« En ce moment critique dans la région des Balkans, la JEF Europe invite la jeunesse de Belgrade et Pristina d’agir comme exemples pour les gouvernements et les acteurs politiques. La jeunesse du Kosovo et de la Serbie appartient à la même génération européenne et la JEF Europe va créer des opportunités pour les projets communs et pour la coopération mutuelle » a affirmé Samuele Pii, Président de la JEF Europe (Jeunes Européens Fédéralistes).
Vu de la Serbie
« La déclaration unilatérale de l’indépendance du Kosovo va provoquer une instabilité dans les Balkans, ainsi que dans tous les pays du monde où les minorités nationales réclament leur droit à l’autodétermination. L’Union européenne (UE) a échoué sur cette tâche difficile de la prise d’une position commune, et ses États membres se sont prononcés séparément et différemment sur cette question » s’est exprimée Andjelija Arandjelovic, Vice–Présidente de la JEF Serbie.
Vu du Kosovo
« L’indépendance est le premier pas vers l’UE, ainsi qu’une opportunité pour toutes les minorités du Kosovo de bénéficier de l’intégration européenne. En choisissant un drapeau moderne plutôt qu’un drapeau ethnique, nous avons montré comment résoudre les problèmes ethniques dans la région. Nous aspirons de devenir membres de l’Union européenne, ensemble avec autres nations de la région des Balkans »- a affirmé Fehmi Hajra, Président de la JEF Kosovo.
Malgré les différences dans les opinions et les tensions, le Kosovo et la Serbie vont dans la même direction - l’entrée dans l’Union européenne. La JEF pense que dans le contexte de la mondialisation il est impossible d’assurer la sécurité, l’économie prospère et les droits de l’homme aux citoyens européens sans le soutien de la communauté internationale et de l’Union européenne.

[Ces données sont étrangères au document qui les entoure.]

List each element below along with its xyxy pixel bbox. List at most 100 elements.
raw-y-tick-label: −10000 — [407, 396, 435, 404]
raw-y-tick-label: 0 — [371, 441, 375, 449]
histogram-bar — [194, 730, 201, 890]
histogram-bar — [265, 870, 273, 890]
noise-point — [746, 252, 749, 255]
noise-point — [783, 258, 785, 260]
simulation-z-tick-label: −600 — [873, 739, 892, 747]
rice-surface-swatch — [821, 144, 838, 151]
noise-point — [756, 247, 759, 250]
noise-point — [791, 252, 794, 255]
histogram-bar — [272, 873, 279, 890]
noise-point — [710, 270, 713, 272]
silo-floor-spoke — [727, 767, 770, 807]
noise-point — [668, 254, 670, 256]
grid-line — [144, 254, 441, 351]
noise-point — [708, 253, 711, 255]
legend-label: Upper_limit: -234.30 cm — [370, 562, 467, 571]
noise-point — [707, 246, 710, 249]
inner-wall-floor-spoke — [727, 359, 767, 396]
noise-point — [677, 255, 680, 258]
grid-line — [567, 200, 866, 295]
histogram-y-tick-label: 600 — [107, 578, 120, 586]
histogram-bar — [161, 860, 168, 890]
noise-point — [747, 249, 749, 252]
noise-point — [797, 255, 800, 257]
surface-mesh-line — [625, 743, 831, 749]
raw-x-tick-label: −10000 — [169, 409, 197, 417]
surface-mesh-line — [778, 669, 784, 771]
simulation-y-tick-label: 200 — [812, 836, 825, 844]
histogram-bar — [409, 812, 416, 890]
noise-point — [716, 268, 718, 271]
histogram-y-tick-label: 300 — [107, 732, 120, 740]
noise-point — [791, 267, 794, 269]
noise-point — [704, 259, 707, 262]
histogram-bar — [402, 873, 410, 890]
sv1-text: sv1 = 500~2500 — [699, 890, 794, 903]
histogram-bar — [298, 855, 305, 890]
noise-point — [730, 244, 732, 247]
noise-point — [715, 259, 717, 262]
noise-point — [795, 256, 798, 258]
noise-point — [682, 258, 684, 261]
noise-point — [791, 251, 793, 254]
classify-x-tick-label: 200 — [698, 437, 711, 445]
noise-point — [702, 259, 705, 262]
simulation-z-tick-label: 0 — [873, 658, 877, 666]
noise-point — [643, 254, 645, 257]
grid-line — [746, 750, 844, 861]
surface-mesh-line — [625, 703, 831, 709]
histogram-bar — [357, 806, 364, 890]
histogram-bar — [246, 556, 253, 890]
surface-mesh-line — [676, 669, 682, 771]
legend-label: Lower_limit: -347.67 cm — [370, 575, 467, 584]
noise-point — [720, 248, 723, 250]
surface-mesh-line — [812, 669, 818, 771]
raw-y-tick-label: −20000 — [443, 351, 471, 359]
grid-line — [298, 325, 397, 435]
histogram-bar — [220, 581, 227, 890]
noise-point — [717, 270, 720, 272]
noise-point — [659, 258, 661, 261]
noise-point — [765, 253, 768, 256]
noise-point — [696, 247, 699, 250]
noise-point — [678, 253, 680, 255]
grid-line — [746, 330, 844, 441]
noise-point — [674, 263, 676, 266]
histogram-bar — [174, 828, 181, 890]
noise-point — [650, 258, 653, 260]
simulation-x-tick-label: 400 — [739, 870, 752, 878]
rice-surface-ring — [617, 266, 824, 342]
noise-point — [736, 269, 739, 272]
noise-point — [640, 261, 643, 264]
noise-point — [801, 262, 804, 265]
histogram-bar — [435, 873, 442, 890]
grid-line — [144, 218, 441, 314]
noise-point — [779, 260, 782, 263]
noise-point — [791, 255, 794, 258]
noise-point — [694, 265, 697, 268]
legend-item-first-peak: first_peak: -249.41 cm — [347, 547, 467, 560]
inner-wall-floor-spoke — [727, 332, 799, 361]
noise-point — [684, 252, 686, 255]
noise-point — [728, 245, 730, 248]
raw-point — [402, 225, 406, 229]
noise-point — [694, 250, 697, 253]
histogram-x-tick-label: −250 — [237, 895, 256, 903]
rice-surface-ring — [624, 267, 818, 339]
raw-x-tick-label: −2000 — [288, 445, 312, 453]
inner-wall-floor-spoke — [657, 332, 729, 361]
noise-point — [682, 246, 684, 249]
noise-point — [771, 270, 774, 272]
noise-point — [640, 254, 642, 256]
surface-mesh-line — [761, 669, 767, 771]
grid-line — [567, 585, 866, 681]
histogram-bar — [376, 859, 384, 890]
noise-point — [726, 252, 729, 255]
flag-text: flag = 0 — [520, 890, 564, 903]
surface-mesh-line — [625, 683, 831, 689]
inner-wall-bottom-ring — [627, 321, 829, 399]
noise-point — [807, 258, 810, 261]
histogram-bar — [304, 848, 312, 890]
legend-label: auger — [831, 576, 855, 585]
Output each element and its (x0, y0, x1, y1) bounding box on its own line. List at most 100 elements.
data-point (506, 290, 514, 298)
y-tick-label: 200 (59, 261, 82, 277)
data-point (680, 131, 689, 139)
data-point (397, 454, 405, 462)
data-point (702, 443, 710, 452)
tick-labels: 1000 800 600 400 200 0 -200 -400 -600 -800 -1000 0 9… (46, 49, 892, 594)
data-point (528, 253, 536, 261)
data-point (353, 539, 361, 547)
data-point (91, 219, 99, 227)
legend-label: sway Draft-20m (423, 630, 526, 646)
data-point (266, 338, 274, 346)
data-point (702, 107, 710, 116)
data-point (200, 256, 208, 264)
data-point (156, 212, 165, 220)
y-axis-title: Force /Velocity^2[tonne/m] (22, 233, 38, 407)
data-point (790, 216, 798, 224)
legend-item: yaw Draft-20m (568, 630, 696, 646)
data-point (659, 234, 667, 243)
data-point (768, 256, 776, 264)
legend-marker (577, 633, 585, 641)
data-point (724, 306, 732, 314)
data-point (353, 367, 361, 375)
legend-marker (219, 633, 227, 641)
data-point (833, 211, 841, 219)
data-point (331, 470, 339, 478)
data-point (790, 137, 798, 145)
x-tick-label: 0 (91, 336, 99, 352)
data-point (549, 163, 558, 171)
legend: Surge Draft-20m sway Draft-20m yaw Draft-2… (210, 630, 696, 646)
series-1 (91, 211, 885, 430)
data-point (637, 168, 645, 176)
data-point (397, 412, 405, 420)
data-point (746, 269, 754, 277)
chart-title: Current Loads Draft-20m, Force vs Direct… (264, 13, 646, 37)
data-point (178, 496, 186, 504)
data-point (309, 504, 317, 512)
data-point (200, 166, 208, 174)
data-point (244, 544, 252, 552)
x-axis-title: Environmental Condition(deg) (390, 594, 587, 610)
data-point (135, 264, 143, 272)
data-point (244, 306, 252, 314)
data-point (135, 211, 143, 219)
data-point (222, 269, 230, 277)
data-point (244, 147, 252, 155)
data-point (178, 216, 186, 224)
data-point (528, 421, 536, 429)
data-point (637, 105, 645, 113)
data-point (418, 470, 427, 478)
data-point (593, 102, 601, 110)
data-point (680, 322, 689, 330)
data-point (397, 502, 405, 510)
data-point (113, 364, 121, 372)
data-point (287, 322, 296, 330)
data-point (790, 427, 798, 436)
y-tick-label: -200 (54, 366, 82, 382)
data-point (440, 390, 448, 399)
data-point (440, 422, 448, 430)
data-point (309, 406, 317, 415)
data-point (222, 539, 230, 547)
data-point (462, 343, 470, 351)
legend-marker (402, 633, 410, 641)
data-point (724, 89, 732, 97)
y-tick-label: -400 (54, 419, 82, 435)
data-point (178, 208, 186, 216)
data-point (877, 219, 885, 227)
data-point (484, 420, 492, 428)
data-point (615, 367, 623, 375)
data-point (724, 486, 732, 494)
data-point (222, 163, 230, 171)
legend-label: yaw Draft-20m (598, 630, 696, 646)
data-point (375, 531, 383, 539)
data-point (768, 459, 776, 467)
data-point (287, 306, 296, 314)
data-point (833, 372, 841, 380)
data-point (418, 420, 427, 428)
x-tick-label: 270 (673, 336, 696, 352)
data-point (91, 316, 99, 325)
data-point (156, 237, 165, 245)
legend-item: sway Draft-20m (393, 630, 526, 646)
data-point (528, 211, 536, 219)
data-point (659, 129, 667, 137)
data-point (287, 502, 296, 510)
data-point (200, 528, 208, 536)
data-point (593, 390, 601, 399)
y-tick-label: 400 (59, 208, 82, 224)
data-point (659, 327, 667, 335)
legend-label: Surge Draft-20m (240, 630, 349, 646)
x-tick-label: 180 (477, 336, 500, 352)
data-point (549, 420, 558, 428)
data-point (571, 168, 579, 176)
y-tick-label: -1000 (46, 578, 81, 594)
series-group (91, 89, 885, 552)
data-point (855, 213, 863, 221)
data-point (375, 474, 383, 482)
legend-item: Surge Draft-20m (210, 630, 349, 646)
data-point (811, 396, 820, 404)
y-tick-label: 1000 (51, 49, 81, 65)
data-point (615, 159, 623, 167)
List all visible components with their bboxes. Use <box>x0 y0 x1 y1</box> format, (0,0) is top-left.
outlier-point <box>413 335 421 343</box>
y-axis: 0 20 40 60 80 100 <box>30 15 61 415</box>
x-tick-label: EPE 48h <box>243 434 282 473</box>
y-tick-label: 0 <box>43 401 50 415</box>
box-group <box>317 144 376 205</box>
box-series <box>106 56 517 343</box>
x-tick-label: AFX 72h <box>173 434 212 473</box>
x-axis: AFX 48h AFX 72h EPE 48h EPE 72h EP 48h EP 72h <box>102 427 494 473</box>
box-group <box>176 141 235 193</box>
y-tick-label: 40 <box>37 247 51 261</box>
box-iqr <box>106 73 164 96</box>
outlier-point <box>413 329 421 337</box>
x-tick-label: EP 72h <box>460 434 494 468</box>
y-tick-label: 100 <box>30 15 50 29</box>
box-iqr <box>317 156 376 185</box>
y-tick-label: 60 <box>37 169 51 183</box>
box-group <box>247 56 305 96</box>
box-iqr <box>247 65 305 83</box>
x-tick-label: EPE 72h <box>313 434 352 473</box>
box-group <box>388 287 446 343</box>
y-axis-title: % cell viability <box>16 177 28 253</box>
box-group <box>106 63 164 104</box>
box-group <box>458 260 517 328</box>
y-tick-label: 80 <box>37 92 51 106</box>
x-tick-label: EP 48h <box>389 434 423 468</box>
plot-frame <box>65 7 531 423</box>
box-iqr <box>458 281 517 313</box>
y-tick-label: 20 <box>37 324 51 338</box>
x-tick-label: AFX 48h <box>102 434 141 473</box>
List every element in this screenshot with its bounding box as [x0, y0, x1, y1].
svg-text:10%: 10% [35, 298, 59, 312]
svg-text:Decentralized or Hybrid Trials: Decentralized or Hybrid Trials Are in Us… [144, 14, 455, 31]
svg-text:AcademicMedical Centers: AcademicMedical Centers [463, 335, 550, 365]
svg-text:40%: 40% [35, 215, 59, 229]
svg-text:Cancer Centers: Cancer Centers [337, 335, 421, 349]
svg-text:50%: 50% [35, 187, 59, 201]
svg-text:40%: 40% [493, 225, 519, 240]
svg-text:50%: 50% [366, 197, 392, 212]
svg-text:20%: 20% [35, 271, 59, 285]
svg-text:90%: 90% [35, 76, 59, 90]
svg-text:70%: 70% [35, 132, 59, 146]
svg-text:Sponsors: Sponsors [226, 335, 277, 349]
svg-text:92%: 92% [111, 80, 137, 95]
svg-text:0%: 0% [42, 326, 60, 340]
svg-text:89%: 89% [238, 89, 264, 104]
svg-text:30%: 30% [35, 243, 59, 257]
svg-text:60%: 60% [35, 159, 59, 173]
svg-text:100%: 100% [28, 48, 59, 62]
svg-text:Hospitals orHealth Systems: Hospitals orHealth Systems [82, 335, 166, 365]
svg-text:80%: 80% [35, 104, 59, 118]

« La question qui se pose c’est quel type d’Union européenne les Balkans vont-ils intégrer : une UE avec un vrai gouvernement politique capable d’agir ou une UE qui va plutôt évoluer d’une manière ambiguë ? La JEF salue l’adoption du nouveau traité de Lisbonne, mais nous sommes persuadé que ce nouveau traité ne pourra résoudre ce dilemme. Nos représentants élus sont responsables de trouver des solutions aux défis mondiaux et de l’unité de l’Union européenne. Les défis sont là, et il est grand temps de les relever » a continué Samuele Pii.
Le traité de Lisbonne ne suffira pas pour une Europe à 35
L’indépendance du Kosovo met en évidence les faiblesses et les divergences de la politique étrangère de l’UE – encore incapable de prendre une position commune décisive. Le traité de Lisbonne, une fois ratifié, pourrait bien offrir une solution institutionnelle à une Europe à 27, mais ne suffira pas pour une Europe à 35. Avec l’infrastructure de Lisbonne, l’UE manquera de moyens pour ouvrir ses portes aux autre Etats européens. C’est au Parlement européen de décider sur l’élaboration des propositions institutionnelles dans l’avenir, et la JEF Europe est prête à collaborer avec les MEP qui veulent préserver les valeurs et les objectifs de l’intégration européenne sans construire la « forteresse Europe ».
« Après la ratification du traité de Lisbonne, on doit être prêt aux différents scénarios. Sommes nous prêts d’accepter les nouvelles règles dans l’EP, les pays de l’ex Yougoslavie – la Croatie, le Kosovo, le Monténégro, la Serbie, etc. – auront au total plus de représentants de MEP qu’on pays européen de taille moyenne ? Ce n’est qu’un seul exemple qui démontre qu’après Lisbonne, l’UE et ses institutions auront besoin de réforme radicale. Le moment est venu pour parler de l’avenir de l’UE, en toute honnêteté ! » a conclu Samuele Pii.